Violinist Elizabeth Adams has performed as a recitalist and chamber musician throughout the United States, Canada, Europe, and Russia. She holds both an MM in violin and a BA in Russian studies from Yale and a doctorate from l’Université de Montréal. As an undergraduate, she had the opportunity to study violin and Russian language in Saint Petersburg, Russia. Adams has studied chamber music with members of the Borodin and Tokyo String Quartets. She studied piano and chamber music with Anna Balakerskaia and performed in the Smithsonian Institution’s Piano 300 exhibition. In addition, she has participated in summer festivals such as Meadowmount, Orfeo, Schlern, and Soesterberg as both a violinist and pianist. Her teachers include Mikhail Gantvarg, Vladimir Landsman, Ani Kavafian, and Ricardo Cyncynates.
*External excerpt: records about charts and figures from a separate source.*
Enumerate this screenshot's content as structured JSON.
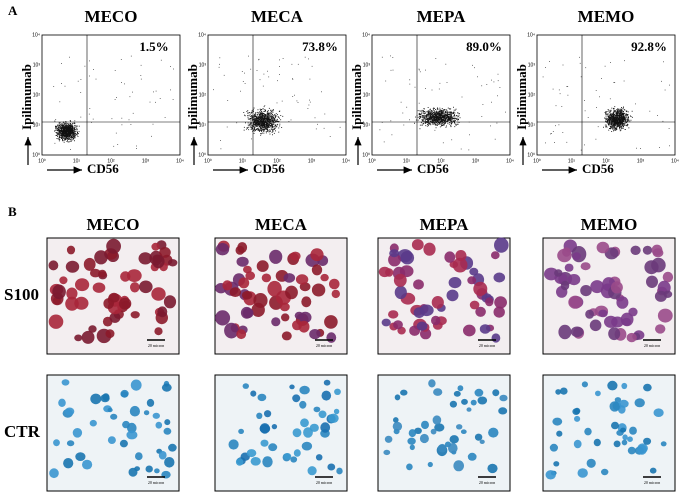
{
  "panel_a": {
    "label": "A",
    "y_label": "Ipilimumab",
    "x_label": "CD56",
    "ticks": [
      "10⁰",
      "10¹",
      "10²",
      "10³",
      "10⁴"
    ],
    "plots": [
      {
        "title": "MECO",
        "percent": "1.5%"
      },
      {
        "title": "MECA",
        "percent": "73.8%"
      },
      {
        "title": "MEPA",
        "percent": "89.0%"
      },
      {
        "title": "MEMO",
        "percent": "92.8%"
      }
    ]
  },
  "panel_b": {
    "label": "B",
    "columns": [
      "MECO",
      "MECA",
      "MEPA",
      "MEMO"
    ],
    "rows": [
      "S100",
      "CTR"
    ],
    "scale_bar": "20 micron"
  }
}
Adams has studied pedagogy extensively in both Russia and North America. Her doctoral thesis compares the approaches of pedagogues Yuri Yankelevich and Ivan Galamian. She is a former faculty member of the McGill Conservatory of Music in Montréal, the Levine School in Washington, D.C., as well as the Orfeo Festival in Italy; in New Haven she taught at an underprivileged public school and at Neighborhood Music School. Her students have been accepted at the Montreal Conservatoire, received highest marks on McGill/Royal Conservatory examinations, and been prizewinners in numerous competitions.
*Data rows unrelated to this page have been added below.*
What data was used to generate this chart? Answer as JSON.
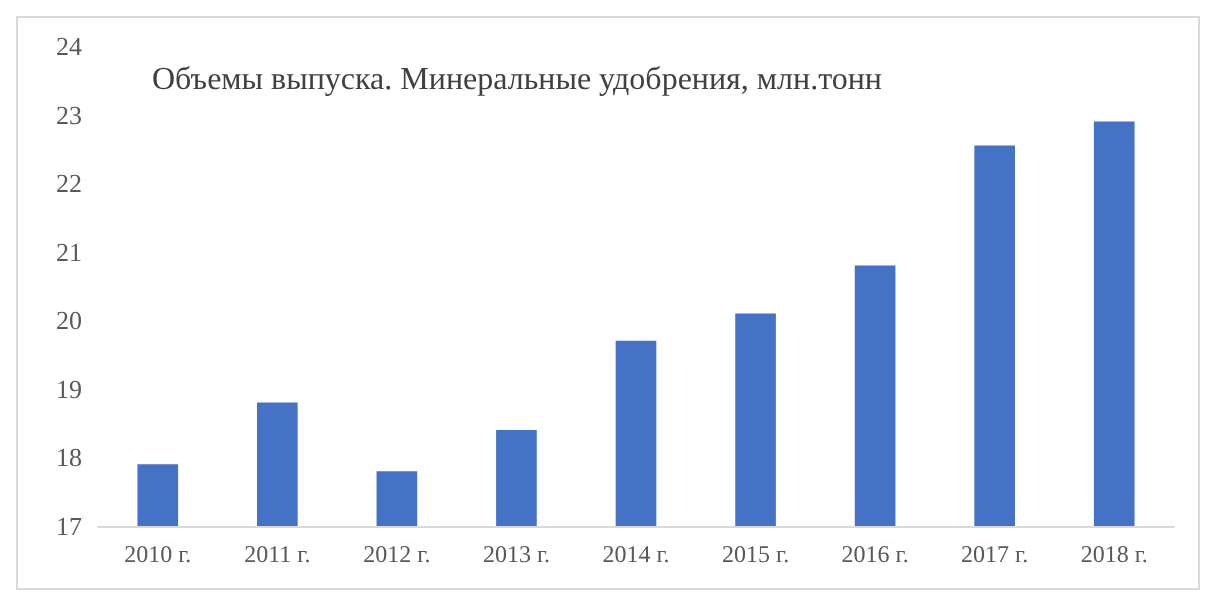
{
  "chart_data": {
    "type": "bar",
    "title": "Объемы выпуска. Минеральные удобрения, млн.тонн",
    "categories": [
      "2010 г.",
      "2011 г.",
      "2012 г.",
      "2013 г.",
      "2014 г.",
      "2015 г.",
      "2016 г.",
      "2017 г.",
      "2018 г."
    ],
    "values": [
      17.9,
      18.8,
      17.8,
      18.4,
      19.7,
      20.1,
      20.8,
      22.55,
      22.9
    ],
    "color": "#4472c4",
    "ylim": [
      17,
      24
    ],
    "yticks": [
      17,
      18,
      19,
      20,
      21,
      22,
      23,
      24
    ]
  }
}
Since moving to Washington, Adams has been in demand as a performer, teacher, adjudicator, and clinician. She is a frequent coach for the American Youth Philharmonic Orchestras (of which she is an alumna) and is pianist for their Music Buddies mentorship program. As a freelancer she has performed with groups including the Richmond, Annapolis, and Vermont Symphonies, Virginia and Baltimore Operas, National Philharmonic, and the Nouvel ensemble moderne. She an active violinist/violist and promoter of new music and plays with the Kassia Music Collective.
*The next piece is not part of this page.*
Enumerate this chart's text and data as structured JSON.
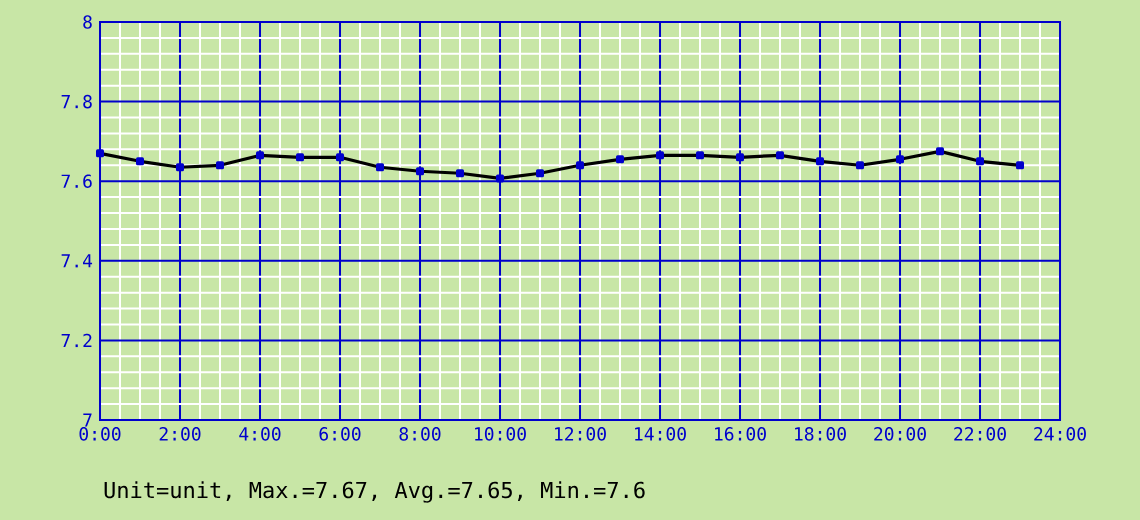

Recent solo performances include the Tchaikovsky Violin Concerto with the Mason Symphony Orchestra; chamber music and recitals at the Church of the Epiphany, the Lyceum, and Redpath Hall. Adams joined the George Mason University School of Music as professor of violin in 2013 where she served as head of strings until 2016. At Mason she has taught violin, viola, pedagogy, and coached chamber music. Adams is pleased to be on the roster of mentors at National Music Festival, and on the faculty of the Peabody Preparatory in Baltimore, Md.